Ten-year-old Andrew Ludlow was listening … and he liked what he was hearing.

“I did not mean to laugh uncomfortably loud, but some of you are real fools and do not need to call here again – you do not understand how your training is supposed to work in your life. If you as a captain are the leader, you know that anything you want to complain about in the unit is your responsibility – if it is going wrong, it's your fault. So if you think coming home to your family is a burden, but it is your family you are complaining about, and you want to be seen as a patriarch, the leader, the captain, everything you are complaining about is your fault. Your inability or unwillingness or both to do the work necessary to better things for the family you created is the reason you hate going home to yours.”

“Do you know why I am raising my grandchildren, Captain? Because I selected a woman who I already knew was going to not do well as a wife and mother because my body and my ego wanted her – it is my fault. Having done that while in active duty, I could not be with my two children enough to anything like compensate for that – it is my fault. The fact that they never felt enough love from either parents, and turned to drugs to comfort themselves – it is my fault. The fact that they did not know how to love their children and were set on course to abandon them as they felt they had been abandoned – it is my fault. I was the big man, the leader, the captain – since the ship went down, it's my fault!

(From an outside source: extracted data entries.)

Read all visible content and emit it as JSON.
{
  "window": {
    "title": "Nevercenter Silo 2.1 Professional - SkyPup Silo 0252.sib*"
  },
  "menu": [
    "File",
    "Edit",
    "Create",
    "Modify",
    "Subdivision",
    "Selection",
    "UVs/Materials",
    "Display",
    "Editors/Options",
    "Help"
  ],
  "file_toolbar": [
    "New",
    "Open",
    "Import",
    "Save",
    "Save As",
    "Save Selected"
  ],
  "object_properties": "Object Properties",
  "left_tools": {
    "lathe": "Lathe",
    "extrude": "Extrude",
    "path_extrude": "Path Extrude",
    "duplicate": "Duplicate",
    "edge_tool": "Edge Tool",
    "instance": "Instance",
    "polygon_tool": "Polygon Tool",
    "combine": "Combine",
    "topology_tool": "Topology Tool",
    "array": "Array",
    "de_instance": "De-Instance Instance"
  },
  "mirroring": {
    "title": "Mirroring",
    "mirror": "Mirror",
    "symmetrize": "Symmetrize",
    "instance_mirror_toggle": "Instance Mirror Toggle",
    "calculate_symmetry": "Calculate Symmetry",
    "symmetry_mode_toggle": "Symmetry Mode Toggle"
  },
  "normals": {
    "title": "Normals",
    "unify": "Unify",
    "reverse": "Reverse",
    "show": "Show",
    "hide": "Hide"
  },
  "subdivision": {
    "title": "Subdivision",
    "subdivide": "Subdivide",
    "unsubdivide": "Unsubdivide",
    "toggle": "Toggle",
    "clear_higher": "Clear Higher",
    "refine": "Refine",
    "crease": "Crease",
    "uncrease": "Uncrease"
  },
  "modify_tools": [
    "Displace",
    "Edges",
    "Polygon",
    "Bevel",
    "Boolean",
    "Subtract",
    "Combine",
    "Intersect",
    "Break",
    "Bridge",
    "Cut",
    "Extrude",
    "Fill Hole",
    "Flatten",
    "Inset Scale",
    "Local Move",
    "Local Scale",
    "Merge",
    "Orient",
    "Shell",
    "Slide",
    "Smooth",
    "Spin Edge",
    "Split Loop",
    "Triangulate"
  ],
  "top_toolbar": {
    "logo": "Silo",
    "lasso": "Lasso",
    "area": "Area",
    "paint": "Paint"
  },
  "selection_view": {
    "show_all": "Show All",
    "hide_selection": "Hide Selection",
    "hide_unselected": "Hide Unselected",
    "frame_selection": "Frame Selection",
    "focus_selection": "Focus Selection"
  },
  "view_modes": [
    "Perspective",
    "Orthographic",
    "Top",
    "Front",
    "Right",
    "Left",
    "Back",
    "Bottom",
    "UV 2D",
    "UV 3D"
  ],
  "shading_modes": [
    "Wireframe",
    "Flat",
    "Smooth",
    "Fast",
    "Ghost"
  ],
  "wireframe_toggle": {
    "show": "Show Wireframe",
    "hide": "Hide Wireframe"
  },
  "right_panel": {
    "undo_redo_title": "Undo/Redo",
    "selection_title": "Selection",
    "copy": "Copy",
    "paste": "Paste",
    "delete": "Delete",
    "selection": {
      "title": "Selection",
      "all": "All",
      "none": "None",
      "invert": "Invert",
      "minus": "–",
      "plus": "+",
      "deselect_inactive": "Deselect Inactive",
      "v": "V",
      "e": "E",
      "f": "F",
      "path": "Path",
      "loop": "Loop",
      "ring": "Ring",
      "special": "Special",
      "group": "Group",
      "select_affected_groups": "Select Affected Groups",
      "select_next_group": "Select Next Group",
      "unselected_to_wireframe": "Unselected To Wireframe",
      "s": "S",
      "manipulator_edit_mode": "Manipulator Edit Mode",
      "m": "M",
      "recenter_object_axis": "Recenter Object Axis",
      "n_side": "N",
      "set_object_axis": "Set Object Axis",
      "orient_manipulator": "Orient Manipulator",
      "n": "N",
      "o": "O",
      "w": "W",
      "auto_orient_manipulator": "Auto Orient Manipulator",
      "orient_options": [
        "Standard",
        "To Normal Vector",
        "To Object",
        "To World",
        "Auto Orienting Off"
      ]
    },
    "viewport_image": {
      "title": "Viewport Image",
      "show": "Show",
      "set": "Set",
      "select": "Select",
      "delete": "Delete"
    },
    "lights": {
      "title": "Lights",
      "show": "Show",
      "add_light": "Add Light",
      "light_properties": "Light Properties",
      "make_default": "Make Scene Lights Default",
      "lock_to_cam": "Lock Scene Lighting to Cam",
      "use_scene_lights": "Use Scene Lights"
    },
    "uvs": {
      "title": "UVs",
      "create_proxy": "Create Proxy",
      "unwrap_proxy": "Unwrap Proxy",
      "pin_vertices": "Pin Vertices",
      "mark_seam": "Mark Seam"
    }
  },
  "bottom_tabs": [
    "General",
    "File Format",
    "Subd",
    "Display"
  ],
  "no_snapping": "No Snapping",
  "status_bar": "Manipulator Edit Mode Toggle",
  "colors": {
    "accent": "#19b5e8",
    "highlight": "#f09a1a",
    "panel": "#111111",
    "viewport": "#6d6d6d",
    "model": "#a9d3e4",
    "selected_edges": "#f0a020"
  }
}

“But since then I have acknowledged the true Captain of my soul, my Lord and Savior Jesus Christ, and from Him have learned how to handle my responsibilities as His steward of a second wife and a second chance at raising my children – my grandchildren! When I am afraid, I have learned that I can trust in Him – so I longer see my own family as a source of fear and shame and inadequacy – now, love can rest, rule, and abide as we all grow together. I am the chief steward and thus the leader, but I have a Leader Who knows perfectly what must be done, Who also by His Spirit speaks even to the littlest one so that we may know how we are to go in this world together.

“So, no, Captain, I was not on an eight-week vacation from which I hated to return – I am not trapped here! There were moments in the mental work I had to do when I was no longer sure of anything … but I prayed that the Lord guide me home to my beloveds, and He did! I do not despise my own family – I love them!”

“Well, that explains a lot of what is going on out in the world,” Velma said to Andrew when they talked about it later with Andrew's eleven-year-old sister Eleanor. “A lot of people have mates and kids they don't even like!”

“And it explains why we all better go thank God some more times that we are here with those who actually love us,” Andrew said.

“Yeah,” Eleanor said. “That was deep, what Papa said.”